会長挨拶

 この度、第57回日本消化器がん検診学会総会の会長を拝命いたしました。伝統ある本学会総会の会長を務めさせていただくことは身に余る光栄に存じます。本総会は平成30年6月8日(金)・9日(土)に、「原点回帰 〜正しい検診を正しく行う〜」をメインテーマに、新潟県民会館ならびにりゅーとぴあ(新潟市民芸術文化会館)で開催させていただきます。会場は新潟市の中心に位置し、日本一の大河信濃川の河畔にあります。新潟県民会館をメイン会場といたしますが、両施設は隣接しており、回廊で結ばれております。

 がん検診は死亡率減少を目的として行われるものであり、それは「有効性の確立した検診」を「整備された精度管理の下に実施」することが最も重要であり、質の高い検診は「正しい検診を正しく行う」ことによって担保されるものです。

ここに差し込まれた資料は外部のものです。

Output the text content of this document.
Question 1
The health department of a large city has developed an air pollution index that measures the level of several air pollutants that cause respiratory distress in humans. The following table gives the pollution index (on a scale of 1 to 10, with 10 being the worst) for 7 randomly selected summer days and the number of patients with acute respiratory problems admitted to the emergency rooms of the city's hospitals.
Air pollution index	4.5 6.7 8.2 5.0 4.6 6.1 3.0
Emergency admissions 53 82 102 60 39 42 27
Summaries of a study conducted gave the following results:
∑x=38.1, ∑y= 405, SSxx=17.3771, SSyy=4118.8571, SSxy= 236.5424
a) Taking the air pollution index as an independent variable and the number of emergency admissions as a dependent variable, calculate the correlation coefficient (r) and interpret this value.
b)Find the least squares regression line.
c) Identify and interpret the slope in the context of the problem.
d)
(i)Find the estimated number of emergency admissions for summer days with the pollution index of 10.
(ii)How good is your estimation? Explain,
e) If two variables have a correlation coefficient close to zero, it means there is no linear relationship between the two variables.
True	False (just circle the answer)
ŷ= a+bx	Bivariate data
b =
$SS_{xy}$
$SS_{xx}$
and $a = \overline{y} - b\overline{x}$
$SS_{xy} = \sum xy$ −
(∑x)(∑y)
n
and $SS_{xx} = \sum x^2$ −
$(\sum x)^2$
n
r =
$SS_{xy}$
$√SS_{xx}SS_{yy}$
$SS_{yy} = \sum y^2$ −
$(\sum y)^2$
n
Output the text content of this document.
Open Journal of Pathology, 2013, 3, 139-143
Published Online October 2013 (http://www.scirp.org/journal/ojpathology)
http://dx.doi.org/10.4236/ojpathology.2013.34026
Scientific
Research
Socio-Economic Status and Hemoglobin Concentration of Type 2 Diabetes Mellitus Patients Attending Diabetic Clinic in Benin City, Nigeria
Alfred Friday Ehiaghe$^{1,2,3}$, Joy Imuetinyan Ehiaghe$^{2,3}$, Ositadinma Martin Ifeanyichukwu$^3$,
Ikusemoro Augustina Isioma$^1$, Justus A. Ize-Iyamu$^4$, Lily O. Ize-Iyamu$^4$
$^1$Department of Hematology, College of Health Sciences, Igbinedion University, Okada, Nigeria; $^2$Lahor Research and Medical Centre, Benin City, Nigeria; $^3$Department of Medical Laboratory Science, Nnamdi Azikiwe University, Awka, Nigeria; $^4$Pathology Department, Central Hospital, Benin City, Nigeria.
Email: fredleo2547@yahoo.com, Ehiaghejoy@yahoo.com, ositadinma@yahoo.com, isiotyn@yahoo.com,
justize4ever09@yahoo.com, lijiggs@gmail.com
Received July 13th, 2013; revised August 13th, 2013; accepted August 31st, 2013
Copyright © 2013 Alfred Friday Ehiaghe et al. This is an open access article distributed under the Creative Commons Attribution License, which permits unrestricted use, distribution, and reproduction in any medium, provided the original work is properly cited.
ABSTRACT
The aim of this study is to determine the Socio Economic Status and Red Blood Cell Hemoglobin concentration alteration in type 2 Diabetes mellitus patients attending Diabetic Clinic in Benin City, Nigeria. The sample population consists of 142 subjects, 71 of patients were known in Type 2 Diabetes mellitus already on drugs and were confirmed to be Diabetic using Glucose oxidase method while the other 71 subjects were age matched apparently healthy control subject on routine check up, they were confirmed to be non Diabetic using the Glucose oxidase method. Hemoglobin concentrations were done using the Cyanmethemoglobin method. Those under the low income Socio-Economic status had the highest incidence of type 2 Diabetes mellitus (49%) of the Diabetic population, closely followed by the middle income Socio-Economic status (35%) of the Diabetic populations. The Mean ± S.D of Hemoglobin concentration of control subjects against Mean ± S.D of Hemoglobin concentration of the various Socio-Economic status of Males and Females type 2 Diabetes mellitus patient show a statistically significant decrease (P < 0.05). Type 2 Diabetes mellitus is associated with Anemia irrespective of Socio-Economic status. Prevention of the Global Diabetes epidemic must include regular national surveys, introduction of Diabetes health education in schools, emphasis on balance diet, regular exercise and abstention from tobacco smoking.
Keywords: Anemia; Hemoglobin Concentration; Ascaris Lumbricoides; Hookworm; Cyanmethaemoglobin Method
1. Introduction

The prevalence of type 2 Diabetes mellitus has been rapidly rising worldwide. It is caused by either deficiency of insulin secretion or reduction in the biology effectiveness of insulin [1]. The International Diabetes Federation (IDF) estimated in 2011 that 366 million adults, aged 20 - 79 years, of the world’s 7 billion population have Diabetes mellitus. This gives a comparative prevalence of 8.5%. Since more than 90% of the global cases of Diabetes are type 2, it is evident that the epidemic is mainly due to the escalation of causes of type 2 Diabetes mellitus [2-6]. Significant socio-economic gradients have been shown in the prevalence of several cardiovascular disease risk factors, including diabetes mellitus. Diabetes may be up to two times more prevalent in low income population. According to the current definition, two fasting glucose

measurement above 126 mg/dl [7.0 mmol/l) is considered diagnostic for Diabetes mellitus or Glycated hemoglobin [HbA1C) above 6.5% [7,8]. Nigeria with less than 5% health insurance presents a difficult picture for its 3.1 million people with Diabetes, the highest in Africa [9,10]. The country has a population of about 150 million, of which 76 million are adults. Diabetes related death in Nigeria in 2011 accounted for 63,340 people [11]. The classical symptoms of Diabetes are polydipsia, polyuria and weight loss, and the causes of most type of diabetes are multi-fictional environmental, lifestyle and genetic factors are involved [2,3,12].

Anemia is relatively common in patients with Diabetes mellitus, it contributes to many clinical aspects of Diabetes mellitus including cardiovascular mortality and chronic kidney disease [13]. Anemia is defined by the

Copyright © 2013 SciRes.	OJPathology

 平成28年4月から内視鏡による胃がん検診が可能となりましたが、その導入には種々のハードルがあり、思ったほど普及していないのが現状です。また、死亡率減少効果のエビデンスが確立しないまま行われている胃がんリスク層別化検診(いわゆるABC分類)が広く普及してきている現実もあります。胃X線検診では、読影の精度管理とピロリ菌感染に関する適切な情報提供を目的として策定された診読判定区分(カテゴリー分類)が用いられてきていますが、それをもっと普及させていく必要があります。このように、胃がん検診ひとつを取ってみても、それぞれに課題があります。一方、大腸がん検診では、従来の便潜血法に加え、大腸内視鏡やCT colonoscopyによる検診などの新しい展開も見えて来ています。また、腹部超音波がん検診では、質の向上、がん判定基準の均質化、精度評価などを目的にカテゴリー分類が導入されてきていますが、その普及に努める必要があります。

 このような消化器がん検診の現状を踏まえた上で、本総会が、質の高い検診の原点である「正しい検診を正しく行う」にはどうしたよいかをもう一度考えるきっかけになればと思っております。

 日本人の二人にひとりががんにかかり、三人にひとりががんで死亡する時代になっています。早期発見・早期治療の実現をめざして、もう一度原点に立ち返って検診を見直してみませんか。

 6月上旬の新潟は、暑からず寒からず、一年を通して一番気候のよい時期です。是非、新潟にお出でいただき、美味しいお米、美味しい海の幸、美味しい日本酒に舌鼓を打ち、温かく人情味のあるおもてなしに触れていただければと思います。

 本総会が参加される皆様にとって実りあるものとなるよう、精一杯努力させていただきます。

 多くの会員の皆様のご参加を、新潟の地で、お待ちしております。